Kedua mata Bu Latifah melotot. Tidak begitu percaya dengan ucapan Alena.
"Kenapa ingin bekerja? " tanya Bu Latifah sambil menatap wajahnya.
"Butuh uang lah Bu, " jawab Alena dengan jujur.
"Buat apa? " pertanyaan itu membuat Alena melongo.
"Buat makan lah. Memangnya kalau beli di kantin ibu nggak butuh uang? " tanya Alena polos.
Bu Latifah merasa malu dengan ucapannya tadi. Kini ia mencoba mengalihkan perhatiannya.
"Kamu yakin kerja disini? "
"Yakin lah. Asal tidak menggangu jadwal latihan. "
"Baiklah. kapan bisa bekerja? "
"Saat ini juga boleh, " jawab Alena dengan semangat. Bu Latihan tersenyum melihat semangat Alena.
"Kalau begitu, tolong kamu bersihkan dulu lantainya. Sebentar lagi para guru mau sarapan. "
"Siap!!! "
Tanpa disuruh dua kali, Alena mengerjakan tugasnya. Pertama ia mengambil peralatan kebersihan dari dalam rumah.
Dia menyapu dan mengepel dengan bersih. Tidak lupa membersihkan meja dan juga kursi
Alena sangat beruntung belajar banyak dari Cahya. Semua pengalaman nya bersama Cahya dan juga Adit, membuat Alena bisa melakukan pekerjaan rumah asal bukan memasak.

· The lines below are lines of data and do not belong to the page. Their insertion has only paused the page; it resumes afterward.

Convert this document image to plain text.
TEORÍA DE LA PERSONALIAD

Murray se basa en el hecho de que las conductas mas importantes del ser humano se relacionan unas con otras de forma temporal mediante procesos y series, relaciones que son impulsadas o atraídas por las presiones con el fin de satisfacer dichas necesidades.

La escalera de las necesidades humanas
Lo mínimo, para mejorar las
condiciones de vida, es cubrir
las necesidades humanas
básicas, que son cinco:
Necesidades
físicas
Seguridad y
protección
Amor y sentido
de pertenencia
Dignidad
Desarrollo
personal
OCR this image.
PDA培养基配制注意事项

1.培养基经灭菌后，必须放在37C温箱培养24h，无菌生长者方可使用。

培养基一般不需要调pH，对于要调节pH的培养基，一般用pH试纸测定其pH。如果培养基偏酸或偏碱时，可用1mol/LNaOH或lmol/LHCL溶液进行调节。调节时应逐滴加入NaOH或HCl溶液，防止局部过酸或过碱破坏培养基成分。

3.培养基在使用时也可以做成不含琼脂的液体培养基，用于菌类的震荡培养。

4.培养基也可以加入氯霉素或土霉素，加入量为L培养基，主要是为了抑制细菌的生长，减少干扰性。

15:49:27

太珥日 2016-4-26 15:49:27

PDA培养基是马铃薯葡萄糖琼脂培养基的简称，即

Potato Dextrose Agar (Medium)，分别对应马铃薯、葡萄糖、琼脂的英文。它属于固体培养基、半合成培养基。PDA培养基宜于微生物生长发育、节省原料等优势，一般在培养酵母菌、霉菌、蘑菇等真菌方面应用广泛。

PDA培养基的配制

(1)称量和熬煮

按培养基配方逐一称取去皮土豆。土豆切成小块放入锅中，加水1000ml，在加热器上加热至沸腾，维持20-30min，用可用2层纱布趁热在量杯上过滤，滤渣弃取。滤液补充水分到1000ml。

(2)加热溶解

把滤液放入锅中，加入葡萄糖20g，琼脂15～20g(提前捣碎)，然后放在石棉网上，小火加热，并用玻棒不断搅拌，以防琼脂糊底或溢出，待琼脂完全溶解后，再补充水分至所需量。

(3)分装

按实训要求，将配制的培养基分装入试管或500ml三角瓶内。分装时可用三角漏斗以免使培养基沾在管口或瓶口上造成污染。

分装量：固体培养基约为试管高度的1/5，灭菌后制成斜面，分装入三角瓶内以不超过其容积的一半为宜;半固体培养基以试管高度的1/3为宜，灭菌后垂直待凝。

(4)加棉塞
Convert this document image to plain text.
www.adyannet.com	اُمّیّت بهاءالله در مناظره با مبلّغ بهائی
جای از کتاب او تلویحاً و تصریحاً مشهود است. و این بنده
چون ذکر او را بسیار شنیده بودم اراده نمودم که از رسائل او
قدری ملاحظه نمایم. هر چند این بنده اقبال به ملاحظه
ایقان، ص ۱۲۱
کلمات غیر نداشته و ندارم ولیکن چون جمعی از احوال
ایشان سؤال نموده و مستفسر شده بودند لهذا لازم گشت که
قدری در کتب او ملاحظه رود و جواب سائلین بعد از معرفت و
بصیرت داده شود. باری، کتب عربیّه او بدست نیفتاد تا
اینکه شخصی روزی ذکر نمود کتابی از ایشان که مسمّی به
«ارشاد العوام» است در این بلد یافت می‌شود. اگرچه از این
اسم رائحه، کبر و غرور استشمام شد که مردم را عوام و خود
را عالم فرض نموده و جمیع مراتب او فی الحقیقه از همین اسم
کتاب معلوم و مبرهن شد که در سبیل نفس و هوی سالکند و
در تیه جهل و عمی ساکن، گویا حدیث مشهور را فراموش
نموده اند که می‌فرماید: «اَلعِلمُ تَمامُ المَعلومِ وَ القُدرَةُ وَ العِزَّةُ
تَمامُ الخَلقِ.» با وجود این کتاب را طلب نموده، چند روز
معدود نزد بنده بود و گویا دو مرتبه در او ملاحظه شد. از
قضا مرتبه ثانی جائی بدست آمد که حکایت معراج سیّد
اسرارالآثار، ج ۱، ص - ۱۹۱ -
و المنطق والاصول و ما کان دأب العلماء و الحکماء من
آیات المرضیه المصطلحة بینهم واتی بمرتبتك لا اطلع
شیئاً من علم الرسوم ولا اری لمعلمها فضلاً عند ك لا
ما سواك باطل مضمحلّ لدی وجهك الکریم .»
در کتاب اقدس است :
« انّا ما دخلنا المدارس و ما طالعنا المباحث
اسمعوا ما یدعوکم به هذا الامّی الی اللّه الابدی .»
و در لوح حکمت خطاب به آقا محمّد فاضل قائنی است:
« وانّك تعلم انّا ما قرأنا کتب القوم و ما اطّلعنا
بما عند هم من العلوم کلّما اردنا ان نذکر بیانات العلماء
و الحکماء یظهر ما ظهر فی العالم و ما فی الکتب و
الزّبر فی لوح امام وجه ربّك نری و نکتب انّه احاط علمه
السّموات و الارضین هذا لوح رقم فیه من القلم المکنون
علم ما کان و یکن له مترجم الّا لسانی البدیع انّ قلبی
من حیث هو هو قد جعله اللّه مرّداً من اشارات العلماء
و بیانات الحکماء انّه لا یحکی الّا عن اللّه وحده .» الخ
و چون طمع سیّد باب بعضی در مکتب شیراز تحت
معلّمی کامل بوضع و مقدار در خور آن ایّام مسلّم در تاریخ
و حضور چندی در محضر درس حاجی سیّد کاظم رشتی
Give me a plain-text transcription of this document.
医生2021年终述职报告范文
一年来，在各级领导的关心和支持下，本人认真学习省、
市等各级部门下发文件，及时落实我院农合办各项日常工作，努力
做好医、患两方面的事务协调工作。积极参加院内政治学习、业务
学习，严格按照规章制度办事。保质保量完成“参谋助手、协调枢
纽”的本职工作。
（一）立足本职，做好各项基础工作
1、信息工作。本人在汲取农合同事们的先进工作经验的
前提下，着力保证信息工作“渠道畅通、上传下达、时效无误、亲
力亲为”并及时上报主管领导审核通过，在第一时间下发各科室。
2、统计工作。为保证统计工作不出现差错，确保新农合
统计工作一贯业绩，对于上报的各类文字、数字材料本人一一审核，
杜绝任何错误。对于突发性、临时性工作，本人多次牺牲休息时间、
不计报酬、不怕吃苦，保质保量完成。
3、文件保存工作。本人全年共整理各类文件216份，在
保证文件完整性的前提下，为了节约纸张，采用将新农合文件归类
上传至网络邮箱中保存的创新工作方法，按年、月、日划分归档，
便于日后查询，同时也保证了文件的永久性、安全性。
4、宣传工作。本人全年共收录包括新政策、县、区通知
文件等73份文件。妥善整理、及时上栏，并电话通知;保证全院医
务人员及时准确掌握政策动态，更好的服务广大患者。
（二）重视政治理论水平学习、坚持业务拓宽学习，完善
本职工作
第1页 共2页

Alena selalu membuat kesalahan dalam memasak. Kadang asin, kadang juga gosong . Pernah satu kali hampir membakar dapur. Sejak saat itu Cahya tidak diperbolehkan untuk memasak!
Alena bekerja hanya setengah hari. Setelah makan siang ia harus pulang dan melakukan latihan. Meski begitu Bu Latifah sangat senang dengan hasil kerjanya.